Lembro-me bem do dia em que senti o monstro amoral nascer-me. Alternando a mirada entre o leite-creme que volteava com a colher de pau e o livro que segurava com a outra mão fui veementemente admoestada por “não se fazer uma coisa, enquanto se faz outra”. Olhava para o fundo da panela e via o brilho amarelo do leite a fundir-se com as gemas doces, olhava para as páginas e via aquelas letras a fundir-se com as minhas ideias. Indignei-me, não se podem fazer duas coisas ao mesmo tempo, porquê? “Não podem! Pronto.”

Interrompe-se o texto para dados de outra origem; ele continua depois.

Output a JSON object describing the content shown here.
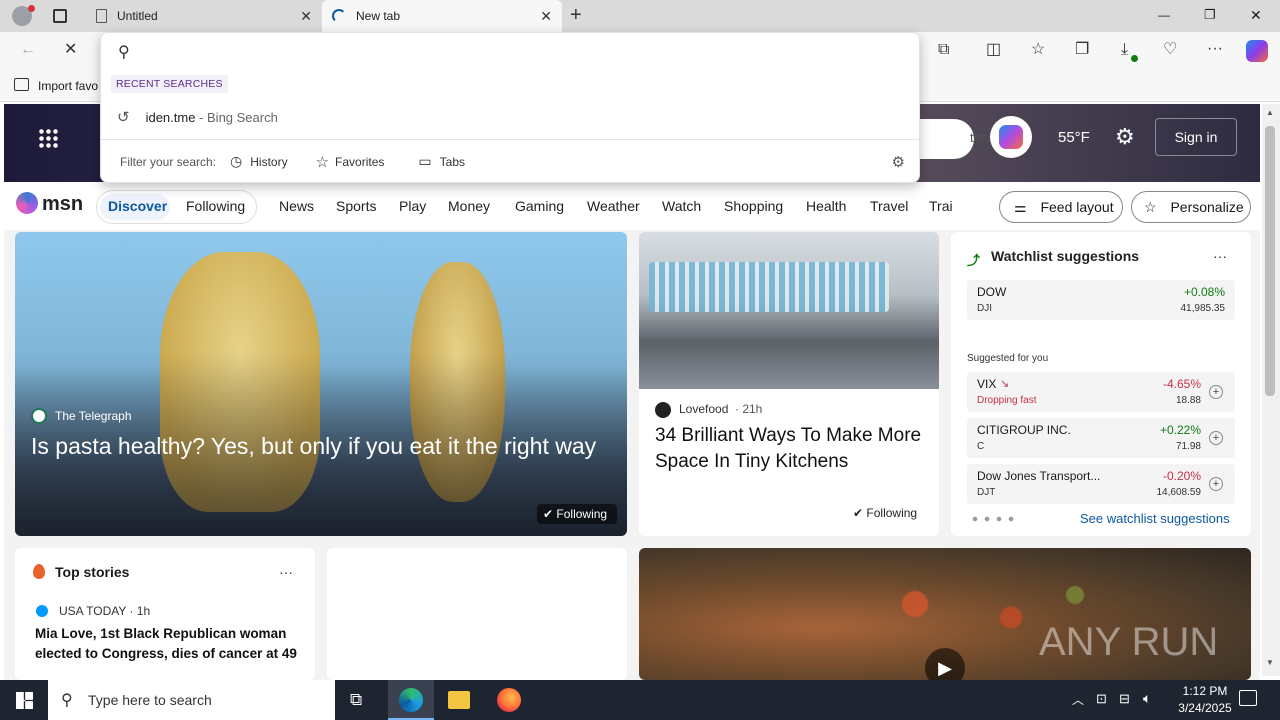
{
  "tabs": [
    {
      "title": "Untitled",
      "close": "✕"
    },
    {
      "title": "New tab",
      "close": "✕"
    }
  ],
  "new_tab_glyph": "+",
  "window_controls": {
    "minimize": "—",
    "restore": "❐",
    "close": "✕"
  },
  "favorites_bar": {
    "import_label": "Import favo"
  },
  "omnibox": {
    "placeholder": "",
    "recent_title": "RECENT SEARCHES",
    "recent_items": [
      {
        "query": "iden.tme",
        "suffix": " - Bing Search"
      }
    ],
    "filter_label": "Filter your search:",
    "filters": [
      "History",
      "Favorites",
      "Tabs"
    ]
  },
  "msn_header": {
    "search_text": "ter in",
    "temperature": "55°F",
    "sign_in": "Sign in"
  },
  "msn_nav": {
    "logo": "msn",
    "pills": [
      "Discover",
      "Following"
    ],
    "items": [
      "News",
      "Sports",
      "Play",
      "Money",
      "Gaming",
      "Weather",
      "Watch",
      "Shopping",
      "Health",
      "Travel",
      "Trai"
    ],
    "feed_layout": "Feed layout",
    "personalize": "Personalize"
  },
  "hero": {
    "source": "The Telegraph",
    "title": "Is pasta healthy? Yes, but only if you eat it the right way",
    "following": "Following"
  },
  "card2": {
    "source": "Lovefood",
    "age": "· 21h",
    "title": "34 Brilliant Ways To Make More Space In Tiny Kitchens",
    "following": "Following"
  },
  "watchlist": {
    "title": "Watchlist suggestions",
    "more": "···",
    "top": {
      "name": "DOW",
      "sym": "DJI",
      "change": "+0.08%",
      "price": "41,985.35"
    },
    "suggested_label": "Suggested for you",
    "rows": [
      {
        "name": "VIX",
        "sub": "Dropping fast",
        "change": "-4.65%",
        "price": "18.88",
        "color": "#c4314b"
      },
      {
        "name": "CITIGROUP INC.",
        "sub": "C",
        "change": "+0.22%",
        "price": "71.98",
        "color": "#107c10"
      },
      {
        "name": "Dow Jones Transport...",
        "sub": "DJT",
        "change": "-0.20%",
        "price": "14,608.59",
        "color": "#c4314b"
      }
    ],
    "see_more": "See watchlist suggestions"
  },
  "top_stories": {
    "title": "Top stories",
    "more": "···",
    "source": "USA TODAY · 1h",
    "headline": "Mia Love, 1st Black Republican woman elected to Congress, dies of cancer at 49"
  },
  "watermark": "ANY RUN",
  "taskbar": {
    "search_placeholder": "Type here to search",
    "time": "1:12 PM",
    "date": "3/24/2025"
  }
}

Deixei que o monstro crescesse e se instalasse e, a partir desse dia, incito-o a revelar-se sempre que alguém vem com “pronto” e “porque sim”. Deixo que esmiuce, até ao suplício, esboroe em migalhas inúteis, todas as moralidades que se pretendam apresentar como solução de qualquer problema, real ou imaginário. Se bem que, por via insidiosa, os imaginários se possam percepcionar como reais. Já ninguém me diz, sobre o ombro, como devo fazer seja o que for, evidentemente! Mas, de maneira subterfugia, querem que interiorize os políticos como corruptos e a democracia como o papão que me quer comer. Eu a ver uma coisa e, nem sei bem quem, a querer que eu veja outra.

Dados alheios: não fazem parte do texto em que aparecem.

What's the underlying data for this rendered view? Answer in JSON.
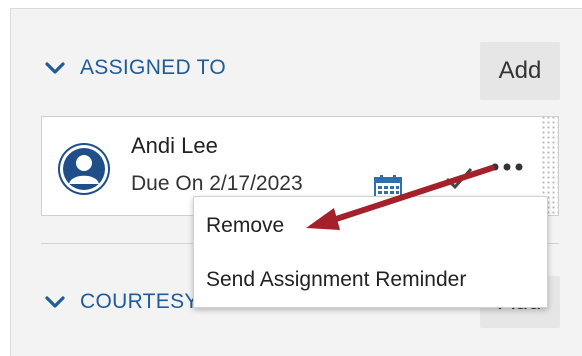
{
  "assigned_section": {
    "title": "ASSIGNED TO",
    "add_label": "Add"
  },
  "assignee": {
    "name": "Andi Lee",
    "due": "Due On 2/17/2023"
  },
  "context_menu": {
    "items": [
      {
        "label": "Remove"
      },
      {
        "label": "Send Assignment Reminder"
      }
    ]
  },
  "courtesy_section": {
    "title": "COURTESY COPIES",
    "add_label": "Add"
  },
  "colors": {
    "accent_blue": "#1f5c99",
    "avatar_blue": "#1f4e89",
    "arrow_red": "#a4202a"
  },
  "icons": [
    "chevron-down-icon",
    "user-avatar-icon",
    "calendar-icon",
    "checkmark-icon",
    "more-options-icon",
    "drag-handle-icon"
  ]
}
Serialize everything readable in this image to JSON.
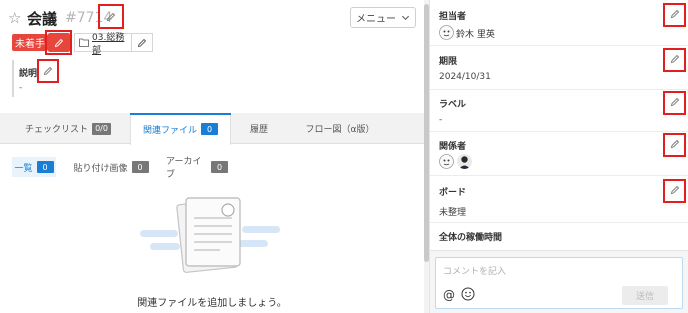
{
  "header": {
    "star_icon": "star-outline-icon",
    "title": "会議",
    "ticket_number": "#7714",
    "menu_label": "メニュー"
  },
  "status": {
    "label": "未着手",
    "color": "#e8453c"
  },
  "category": {
    "label": "03.総務部"
  },
  "description": {
    "label": "説明",
    "value": "-"
  },
  "tabs": [
    {
      "label": "チェックリスト",
      "count": "0/0"
    },
    {
      "label": "関連ファイル",
      "count": "0"
    },
    {
      "label": "履歴"
    },
    {
      "label": "フロー図（α版）"
    }
  ],
  "subtabs": [
    {
      "label": "一覧",
      "count": "0"
    },
    {
      "label": "貼り付け画像",
      "count": "0"
    },
    {
      "label": "アーカイブ",
      "count": "0"
    }
  ],
  "empty_state": {
    "message": "関連ファイルを追加しましょう。"
  },
  "sidebar": {
    "assignee": {
      "label": "担当者",
      "name": "鈴木 里英"
    },
    "due": {
      "label": "期限",
      "value": "2024/10/31"
    },
    "labels": {
      "label": "ラベル",
      "value": "-"
    },
    "members": {
      "label": "関係者"
    },
    "board": {
      "label": "ボード",
      "value": "未整理"
    },
    "worktime": {
      "label": "全体の稼働時間"
    }
  },
  "comment": {
    "placeholder": "コメントを記入",
    "at_symbol": "@",
    "send_label": "送信"
  },
  "colors": {
    "accent": "#1a7fd4",
    "highlight_box": "#e02020"
  }
}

Monstruosamente, aos olhos de uma certa gente, pergunto: os políticos são corruptos, porquê? Porque são políticos, ou porque um corrupto passou pela política? Pensam que alguém me responde? Não. Fico sem resposta a ouvir, incessantemente, que todos os males que me atormentam são culpa da corrupção dos políticos. Esses seres maléficos que se organizaram para me dar cabo da vida! O médico não está para pressas no atendimento aos doentes que chegam à urgência, a culpa é dos políticos! O professor não está para diversificar estratégias de ensino, a culpa é dos políticos! O funcionário das Finanças não está para atender ninguém e finge que o sistema informático está em baixo, a culpa é dos políticos! O polícia não está para vir multar o vizinho que não nos deixa sair, a culpa é dos políticos! Um ladrão rouba-nos o tapete da entrada, a culpa é dos políticos! O neto mata a avó, a culpa é dos políticos.

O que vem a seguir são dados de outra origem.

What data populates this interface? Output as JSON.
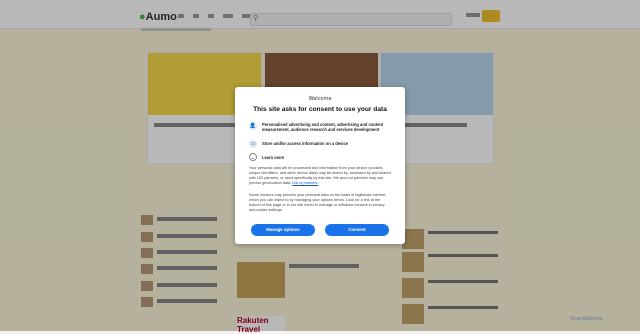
{
  "site": {
    "logo_text": "Aumo"
  },
  "watermark": "SnapWebsite",
  "background_banner": {
    "title": "Rakuten Travel"
  },
  "consent": {
    "welcome": "Welcome",
    "title": "This site asks for consent to use your data",
    "purposes": [
      {
        "icon": "person-icon",
        "label": "Personalised advertising and content, advertising and content measurement, audience research and services development"
      },
      {
        "icon": "device-icon",
        "label": "Store and/or access information on a device"
      }
    ],
    "learn_more": "Learn more",
    "body_1": "Your personal data will be processed and information from your device (cookies, unique identifiers, and other device data) may be stored by, accessed by and shared with 153 partners, or used specifically by this site. We and our partners may use precise geolocation data.",
    "body_1_link": "List of partners.",
    "body_2": "Some vendors may process your personal data on the basis of legitimate interest, which you can object to by managing your options below. Look for a link at the bottom of this page or in our site menu to manage or withdraw consent in privacy and cookie settings.",
    "manage_button": "Manage options",
    "consent_button": "Consent"
  },
  "colors": {
    "accent": "#1a73e8",
    "brand_green": "#3fb54c",
    "brand_yellow": "#f2c12e"
  }
}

Por isso, não é de admirar que nas redes sociais, mais que em qualquer outro lado, prolifere quem se disponha a mandar interditar os políticos, só “porque são corruptos”, e a fazer a apologia do fim da democracia já que a considera a mãe de toda esta corrupção que nos espolia. Contra qualquer juiz que se disponha a tal decreto, espero que dentro de cada um nasça um monstro que se insurja: “mas interditar os políticos, porquê?” E, se alguém argumentar “porque sim”, ao menos que explique o que propõe em substituição da democracia. Já agora, se propuser uma ditadura, para substituir este bando de “corruptos”, que explique também em nome de quê? É que da liberdade e da transparência não há de ser! O meu monstro vai-me segredando ao ouvido que é em nome de uma autoridade moral, muito empenhada em atropelar esses princípios, disfarçada de justiceira.